The latest figures show that the number of jobless in France has decreased by 100,000 this year -- only a small dent in the 3.48 million still out of work in mainland France, but it could have been enough to justify a bid.

Instead, Hollande looked the evidence in the face -- and the man nicknamed Flamby after a brand of wobbly pudding concluded that he could not win next year.

He will leave office with the unenviable record of being the first president of France's fifth republic, founded 58 years ago, to decide not to run for a second term.

Trysts with actress

It speaks volumes that one of the defining images of his troubled presidency will be the head of state hunched on a scooter on the streets of Paris in January 2014 on his way to a tryst with actress Julie Gayet.

Two weeks after a celebrity magazine published pictures of him and Gayet together, Hollande announced he was ending his relationship with long-term girlfriend Valerie Trierweiler, a journalist.

The spurned Trierweiler settled her scores five months later in a book titled "Thank You for This Moment", damaging his reputation with claims that he made crass comments including calling the poor "toothless".

But perhaps the final nail in the coffin was hammered in by Hollande himself.

In a book written by two journalists from Le Monde newspaper published in October, he let loose about senior lawyers and judges, describing the justice system as "a cowardly institution" and France's national football team as badly brought-up boys from the suburbs who earned too much money.

He apologised to the judges for the comments in the book "A President Shouldn't Say That", but many observers doubted his judgement.

Emmanuel Macron, Hollande's economy minister, also turned on his former mentor by announcing his own bid for the presidency as an independent candidate.

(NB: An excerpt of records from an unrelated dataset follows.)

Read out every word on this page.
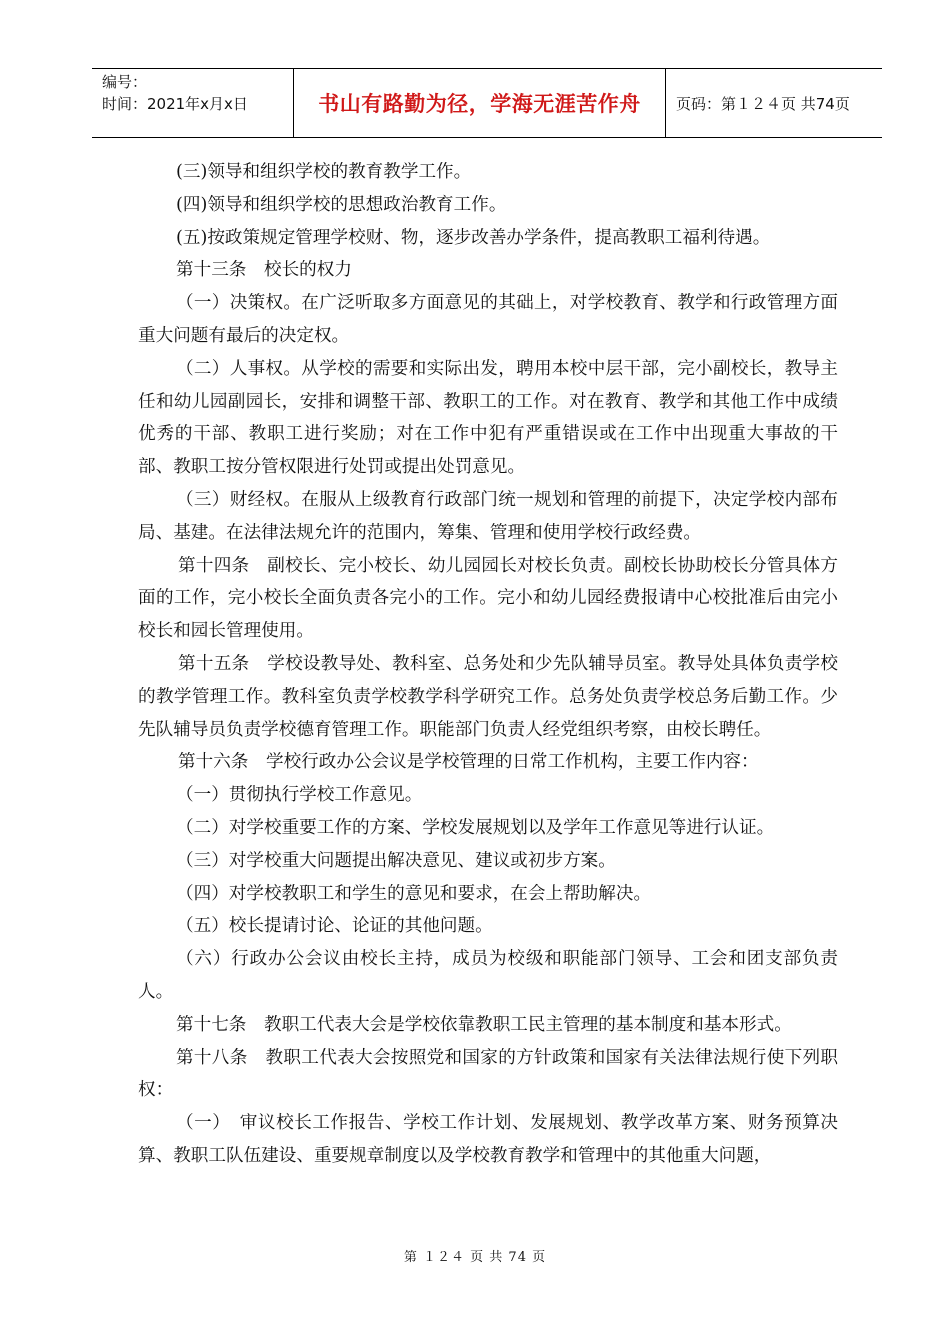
编号：
时间：2021年x月x日	书山有路勤为径，学海无涯苦作舟	页码：第１２４页 共74页

(三)领导和组织学校的教育教学工作。

(四)领导和组织学校的思想政治教育工作。

(五)按政策规定管理学校财、物，逐步改善办学条件，提高教职工福利待遇。

第十三条　校长的权力

（一）决策权。在广泛听取多方面意见的其础上，对学校教育、教学和行政管理方面重大问题有最后的决定权。

（二）人事权。从学校的需要和实际出发，聘用本校中层干部，完小副校长，教导主任和幼儿园副园长，安排和调整干部、教职工的工作。对在教育、教学和其他工作中成绩优秀的干部、教职工进行奖励；对在工作中犯有严重错误或在工作中出现重大事故的干部、教职工按分管权限进行处罚或提出处罚意见。

（三）财经权。在服从上级教育行政部门统一规划和管理的前提下，决定学校内部布局、基建。在法律法规允许的范围内，筹集、管理和使用学校行政经费。

第十四条　副校长、完小校长、幼儿园园长对校长负责。副校长协助校长分管具体方面的工作，完小校长全面负责各完小的工作。完小和幼儿园经费报请中心校批准后由完小校长和园长管理使用。

第十五条　学校设教导处、教科室、总务处和少先队辅导员室。教导处具体负责学校的教学管理工作。教科室负责学校教学科学研究工作。总务处负责学校总务后勤工作。少先队辅导员负责学校德育管理工作。职能部门负责人经党组织考察，由校长聘任。

第十六条　学校行政办公会议是学校管理的日常工作机构，主要工作内容：

（一）贯彻执行学校工作意见。

（二）对学校重要工作的方案、学校发展规划以及学年工作意见等进行认证。

（三）对学校重大问题提出解决意见、建议或初步方案。

（四）对学校教职工和学生的意见和要求，在会上帮助解决。

（五）校长提请讨论、论证的其他问题。

（六）行政办公会议由校长主持，成员为校级和职能部门领导、工会和团支部负责人。

第十七条　教职工代表大会是学校依靠教职工民主管理的基本制度和基本形式。

第十八条　教职工代表大会按照党和国家的方针政策和国家有关法律法规行使下列职权：

（一）　审议校长工作报告、学校工作计划、发展规划、教学改革方案、财务预算决算、教职工队伍建设、重要规章制度以及学校教育教学和管理中的其他重大问题，

第 １２４ 页 共 74 页
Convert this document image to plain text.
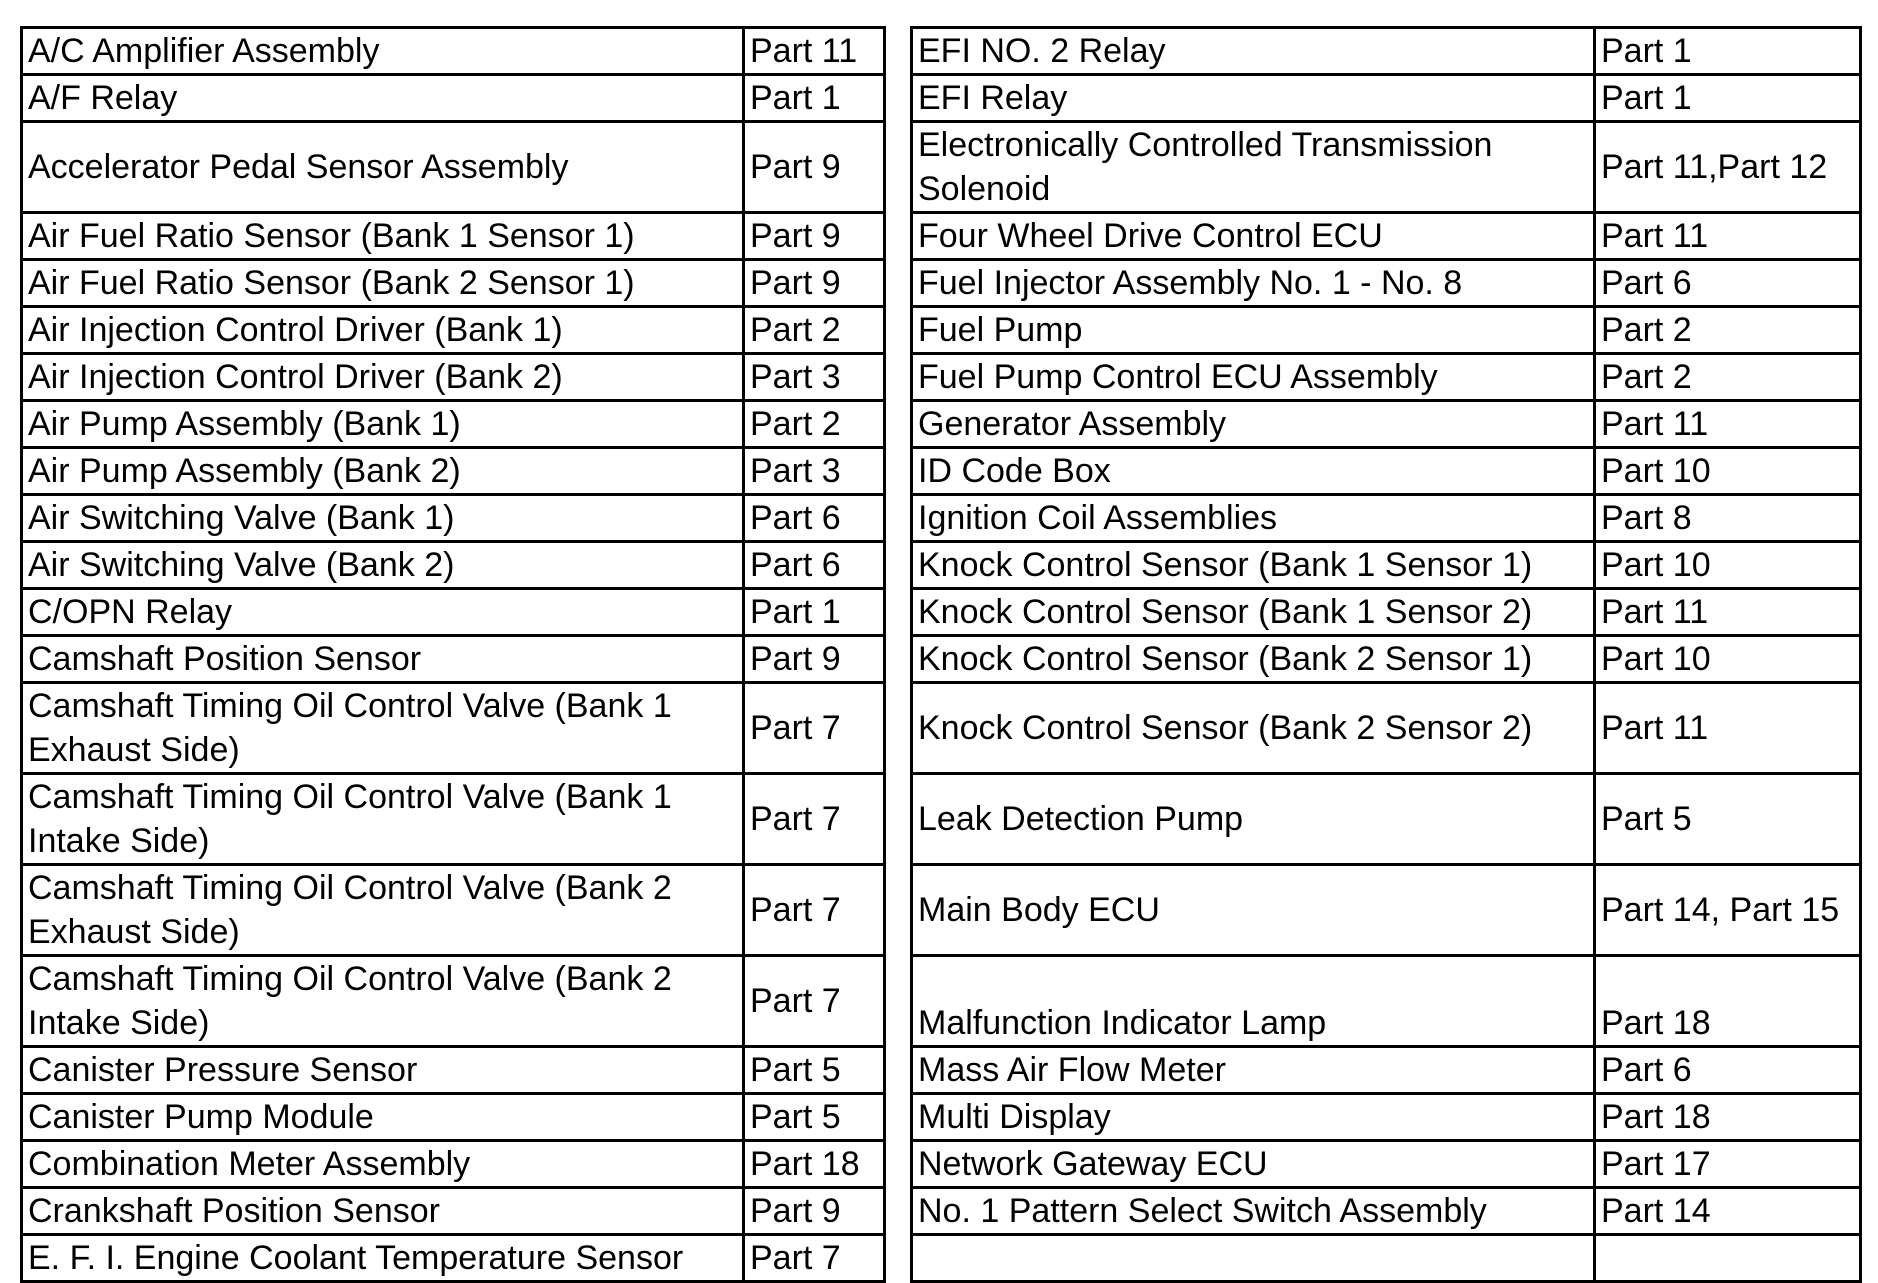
A/C Amplifier Assembly	Part 11		EFI NO. 2 Relay	Part 1
A/F Relay	Part 1		EFI Relay	Part 1
Accelerator Pedal Sensor Assembly	Part 9		Electronically Controlled Transmission Solenoid	Part 11,Part 12
Air Fuel Ratio Sensor (Bank 1 Sensor 1)	Part 9		Four Wheel Drive Control ECU	Part 11
Air Fuel Ratio Sensor (Bank 2 Sensor 1)	Part 9		Fuel Injector Assembly No. 1 - No. 8	Part 6
Air Injection Control Driver (Bank 1)	Part 2		Fuel Pump	Part 2
Air Injection Control Driver (Bank 2)	Part 3		Fuel Pump Control ECU Assembly	Part 2
Air Pump Assembly (Bank 1)	Part 2		Generator Assembly	Part 11
Air Pump Assembly (Bank 2)	Part 3		ID Code Box	Part 10
Air Switching Valve (Bank 1)	Part 6		Ignition Coil Assemblies	Part 8
Air Switching Valve (Bank 2)	Part 6		Knock Control Sensor (Bank 1 Sensor 1)	Part 10
C/OPN Relay	Part 1		Knock Control Sensor (Bank 1 Sensor 2)	Part 11
Camshaft Position Sensor	Part 9		Knock Control Sensor (Bank 2 Sensor 1)	Part 10
Camshaft Timing Oil Control Valve (Bank 1 Exhaust Side)	Part 7		Knock Control Sensor (Bank 2 Sensor 2)	Part 11
Camshaft Timing Oil Control Valve (Bank 1 Intake Side)	Part 7		Leak Detection Pump	Part 5
Camshaft Timing Oil Control Valve (Bank 2 Exhaust Side)	Part 7		Main Body ECU	Part 14, Part 15
Camshaft Timing Oil Control Valve (Bank 2 Intake Side)	Part 7		Malfunction Indicator Lamp	Part 18
Canister Pressure Sensor	Part 5		Mass Air Flow Meter	Part 6
Canister Pump Module	Part 5		Multi Display	Part 18
Combination Meter Assembly	Part 18		Network Gateway ECU	Part 17
Crankshaft Position Sensor	Part 9		No. 1 Pattern Select Switch Assembly	Part 14
E. F. I. Engine Coolant Temperature Sensor	Part 7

Hollande came to office in 2012, after then IMF chief Dominique Strauss-Kahn's legal difficulties over alleged sexual assault in a New York hotel room torpedoed the political ambitions of the man widely expected to become the Socialist candidate.

The more understated Hollande dislodged Nicolas Sarkozy as president, promising he would be a "normal" head of state in a country weary of his predecessor's brazen, hyperactive style.

Soft, vague and 'elusive'

The new president had formidable political nous acquired in a long career and an earlier relationship with the mother of his four children, the one-time Socialist presidential candidate Segolene Royal.

He also had an easy touch with the public, but Hollande quickly acquired a reputation for being soft, vague and, in the words of his own son, sometimes "elusive".

On economics, Hollande started with a leftist programme that included a wealth super-tax of 75 percent on top-earners but he shifted course mid-way through his term to embrace pro-business reforms.

Earlier this year, France was seriously disrupted by a late attempt by Hollande to reform the labour market which divided his party.

Yet in November 2015, Hollande appeared to rise to the occasion, guiding a grieving nation after jihadist gunmen and suicide bombers killed 130 people in Paris.

He said France was "at war" with the Islamic State group, and dispatched the aircraft carrier Charles De Gaulle to the Gulf to intensify international air strikes on the extremists.

Hollande brought in a state of emergency and strengthened the state's powers to fight extremists.

But he seriously misjudged parliament by trying to force through a measure that would have stripped bi-national terrorists of French nationality in certain cases.

He said Thursday the attempt to bring in that measure was his "only regret".

Hollande did point though with pride to his efforts to legalise gay marriage and his government's stewarding of talks in Paris that led to a new global climate change pact last year.